Daisies

  • While Daisies may seem like humble flowers, they have played a key role in making love prophesies in England, France, and America for centuries.
  • In France children sing the following as they pluck a daisy's petals, "he loves me, a little bit, passionately, insanely, not at all" and start the song over again.
  • An American variation of the petal-plucking words is "Rich man, poor man, beggar man, thief, merchant, tailor, banker, chief."
  • In England and the U.S., women have sung "This year, next year, sometime, never."
  • Chamomile flowers were used instead of daisies for love prophesies in 19th century Germany.
  • The Dandelion also has a role to play, in America it is once it has lost its petal and turned into a fluffy seed-laden globe ("Blowball"). After blowing three times, a child knows how many children they will have, how many years will pass before a wish comes true, or whether her mother loves her. In Scotland, the blowing method show "in which direction an unknown loved lived, and whether he were coming soon."
  • Dreaming of daisies is considered good luck in spring, and bad luck in winter.

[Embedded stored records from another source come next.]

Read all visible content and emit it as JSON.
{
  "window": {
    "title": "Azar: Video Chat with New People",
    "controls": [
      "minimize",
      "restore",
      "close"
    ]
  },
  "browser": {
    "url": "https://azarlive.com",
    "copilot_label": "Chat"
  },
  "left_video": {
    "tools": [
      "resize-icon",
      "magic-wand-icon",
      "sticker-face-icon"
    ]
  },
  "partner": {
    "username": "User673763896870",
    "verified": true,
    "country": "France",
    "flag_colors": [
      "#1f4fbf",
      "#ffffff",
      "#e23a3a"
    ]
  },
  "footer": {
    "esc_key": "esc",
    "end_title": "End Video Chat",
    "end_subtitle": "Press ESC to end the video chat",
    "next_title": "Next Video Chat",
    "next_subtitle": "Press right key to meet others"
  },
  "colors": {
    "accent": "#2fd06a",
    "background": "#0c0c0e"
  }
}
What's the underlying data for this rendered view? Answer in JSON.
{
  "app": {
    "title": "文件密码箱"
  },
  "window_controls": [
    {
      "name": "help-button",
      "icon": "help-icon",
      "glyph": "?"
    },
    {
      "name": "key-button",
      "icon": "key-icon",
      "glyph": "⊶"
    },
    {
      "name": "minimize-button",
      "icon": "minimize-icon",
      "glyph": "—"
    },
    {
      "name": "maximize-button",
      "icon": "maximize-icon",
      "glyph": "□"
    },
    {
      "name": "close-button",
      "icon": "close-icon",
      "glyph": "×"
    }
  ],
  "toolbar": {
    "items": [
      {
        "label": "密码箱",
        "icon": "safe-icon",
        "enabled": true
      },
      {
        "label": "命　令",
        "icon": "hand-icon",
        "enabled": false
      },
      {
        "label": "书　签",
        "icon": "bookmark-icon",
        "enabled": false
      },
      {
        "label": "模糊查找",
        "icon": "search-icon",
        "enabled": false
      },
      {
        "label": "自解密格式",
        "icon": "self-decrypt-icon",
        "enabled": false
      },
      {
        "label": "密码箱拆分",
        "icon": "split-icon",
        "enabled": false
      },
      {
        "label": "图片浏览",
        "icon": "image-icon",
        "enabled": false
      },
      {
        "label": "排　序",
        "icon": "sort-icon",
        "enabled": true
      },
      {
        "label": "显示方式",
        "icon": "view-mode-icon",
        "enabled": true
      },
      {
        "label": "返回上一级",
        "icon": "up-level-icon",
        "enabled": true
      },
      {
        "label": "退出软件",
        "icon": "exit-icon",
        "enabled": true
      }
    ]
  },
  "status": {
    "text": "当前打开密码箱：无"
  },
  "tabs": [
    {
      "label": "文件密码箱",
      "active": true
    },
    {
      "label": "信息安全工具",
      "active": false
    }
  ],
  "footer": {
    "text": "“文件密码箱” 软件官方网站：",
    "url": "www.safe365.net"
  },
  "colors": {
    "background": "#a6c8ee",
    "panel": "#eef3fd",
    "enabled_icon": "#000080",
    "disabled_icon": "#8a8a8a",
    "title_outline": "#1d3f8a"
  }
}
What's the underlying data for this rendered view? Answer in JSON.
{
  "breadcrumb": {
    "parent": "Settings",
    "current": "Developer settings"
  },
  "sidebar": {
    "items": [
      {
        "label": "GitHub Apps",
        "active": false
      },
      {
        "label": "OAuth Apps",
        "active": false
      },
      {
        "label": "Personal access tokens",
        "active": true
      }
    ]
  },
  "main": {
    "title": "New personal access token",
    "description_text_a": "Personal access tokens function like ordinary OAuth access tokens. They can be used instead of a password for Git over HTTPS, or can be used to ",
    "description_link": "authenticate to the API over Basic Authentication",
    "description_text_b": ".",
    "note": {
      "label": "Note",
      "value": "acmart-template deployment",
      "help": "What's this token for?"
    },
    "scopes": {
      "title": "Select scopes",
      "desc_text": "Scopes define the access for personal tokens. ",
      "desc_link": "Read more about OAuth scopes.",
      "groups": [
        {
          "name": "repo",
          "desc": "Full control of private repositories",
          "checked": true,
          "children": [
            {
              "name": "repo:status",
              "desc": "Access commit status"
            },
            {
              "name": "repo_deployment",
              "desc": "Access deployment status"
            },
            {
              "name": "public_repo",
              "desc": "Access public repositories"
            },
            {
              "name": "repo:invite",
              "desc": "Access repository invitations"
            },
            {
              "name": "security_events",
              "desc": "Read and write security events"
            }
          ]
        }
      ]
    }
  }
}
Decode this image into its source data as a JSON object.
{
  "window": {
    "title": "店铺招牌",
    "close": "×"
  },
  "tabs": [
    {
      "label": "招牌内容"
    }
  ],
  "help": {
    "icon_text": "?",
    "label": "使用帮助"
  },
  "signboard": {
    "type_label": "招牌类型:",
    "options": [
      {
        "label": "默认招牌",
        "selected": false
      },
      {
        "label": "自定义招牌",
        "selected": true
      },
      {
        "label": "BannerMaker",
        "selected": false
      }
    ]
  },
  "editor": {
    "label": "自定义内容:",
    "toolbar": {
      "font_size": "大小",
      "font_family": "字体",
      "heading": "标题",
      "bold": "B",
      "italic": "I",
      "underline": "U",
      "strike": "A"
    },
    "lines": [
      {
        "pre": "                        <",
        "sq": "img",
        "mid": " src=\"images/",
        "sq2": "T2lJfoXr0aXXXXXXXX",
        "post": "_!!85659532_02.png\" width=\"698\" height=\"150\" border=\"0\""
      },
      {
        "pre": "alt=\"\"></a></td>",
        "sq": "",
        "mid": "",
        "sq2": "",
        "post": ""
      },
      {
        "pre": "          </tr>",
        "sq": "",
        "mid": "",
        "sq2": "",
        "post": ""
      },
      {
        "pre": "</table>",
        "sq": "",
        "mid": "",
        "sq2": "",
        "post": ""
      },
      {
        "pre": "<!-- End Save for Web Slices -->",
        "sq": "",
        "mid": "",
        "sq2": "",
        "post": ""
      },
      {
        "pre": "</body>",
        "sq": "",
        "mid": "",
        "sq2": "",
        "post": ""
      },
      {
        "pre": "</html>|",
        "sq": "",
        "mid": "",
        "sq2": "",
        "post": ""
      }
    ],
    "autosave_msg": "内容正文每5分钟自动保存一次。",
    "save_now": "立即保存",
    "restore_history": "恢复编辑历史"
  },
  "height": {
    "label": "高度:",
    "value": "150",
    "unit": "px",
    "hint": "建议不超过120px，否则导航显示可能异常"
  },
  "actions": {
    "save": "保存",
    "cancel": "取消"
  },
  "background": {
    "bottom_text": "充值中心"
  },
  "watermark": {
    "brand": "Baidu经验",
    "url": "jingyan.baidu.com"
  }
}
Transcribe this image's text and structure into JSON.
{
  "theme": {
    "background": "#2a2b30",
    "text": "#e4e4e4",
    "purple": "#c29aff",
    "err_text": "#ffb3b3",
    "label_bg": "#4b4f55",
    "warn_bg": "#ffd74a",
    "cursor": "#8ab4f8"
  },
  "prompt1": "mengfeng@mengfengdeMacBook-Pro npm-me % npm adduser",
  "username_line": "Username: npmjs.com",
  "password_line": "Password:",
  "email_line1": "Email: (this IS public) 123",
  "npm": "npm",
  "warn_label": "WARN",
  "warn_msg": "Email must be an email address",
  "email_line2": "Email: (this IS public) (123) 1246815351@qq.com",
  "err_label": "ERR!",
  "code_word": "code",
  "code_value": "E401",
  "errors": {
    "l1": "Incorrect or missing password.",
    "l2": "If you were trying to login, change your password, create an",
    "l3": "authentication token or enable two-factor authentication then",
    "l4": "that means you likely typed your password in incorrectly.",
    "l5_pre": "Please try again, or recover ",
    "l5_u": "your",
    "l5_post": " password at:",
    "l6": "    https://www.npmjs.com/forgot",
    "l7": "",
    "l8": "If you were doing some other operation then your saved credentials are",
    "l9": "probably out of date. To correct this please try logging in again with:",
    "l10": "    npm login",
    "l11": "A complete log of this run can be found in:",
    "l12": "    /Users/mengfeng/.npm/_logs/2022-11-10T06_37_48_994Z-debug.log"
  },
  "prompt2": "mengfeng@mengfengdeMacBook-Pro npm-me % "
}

  • It is lucky to "step on the first flowers in the spring but extremely unlucky to uproot them."
  • In medieval times, daisies were a reminder of the innocence of the infant Jesus.
  • American colonists treated cuts and bruises with a daisy lotion, and daisy tea was used for whooping cough, asthma, and as an "anti-spasmodic, as a diuretic, and as a tonic."
  • Yugoslavians drank Daisy juice for their upset stomachs, Elizabethans cured joint pain with daisies, "New England Puritans used Daisies to cure deafness"
  • American books from the late 30s still refer to daisy's medical powers for hearts.
  • Despite the fact that two types of daisies are considered to be weeds and plague farmers in America and England the public continues to love the flower, much in the same way it loves mistletoe, "a semi-parasitic vine capable of killing its host tree."
  • "Fresh as a Daisy" was first written in 1833.
  • There are many colloquial English expression that refer to daisies, the one we know best in the U.S. is "to push up daisies".
  • Daisy's are symbolically linked to women and children, which is why they can be used as a slur on masculinity.
  • Daisies were popular even in medieval times, when "knights at tournaments wore the flower, while their ladies wore daisy wreaths as crowns."
  • The French king St. Louis is supposed to have had a ring embossed with both a Daisy and a Lily, the first for his wife (named Marguerite) and the second for France.
  • Historically, princesses named Marguerite or Margaret have adopted the daisy as their flower. This is true of Italian, British and French princesses.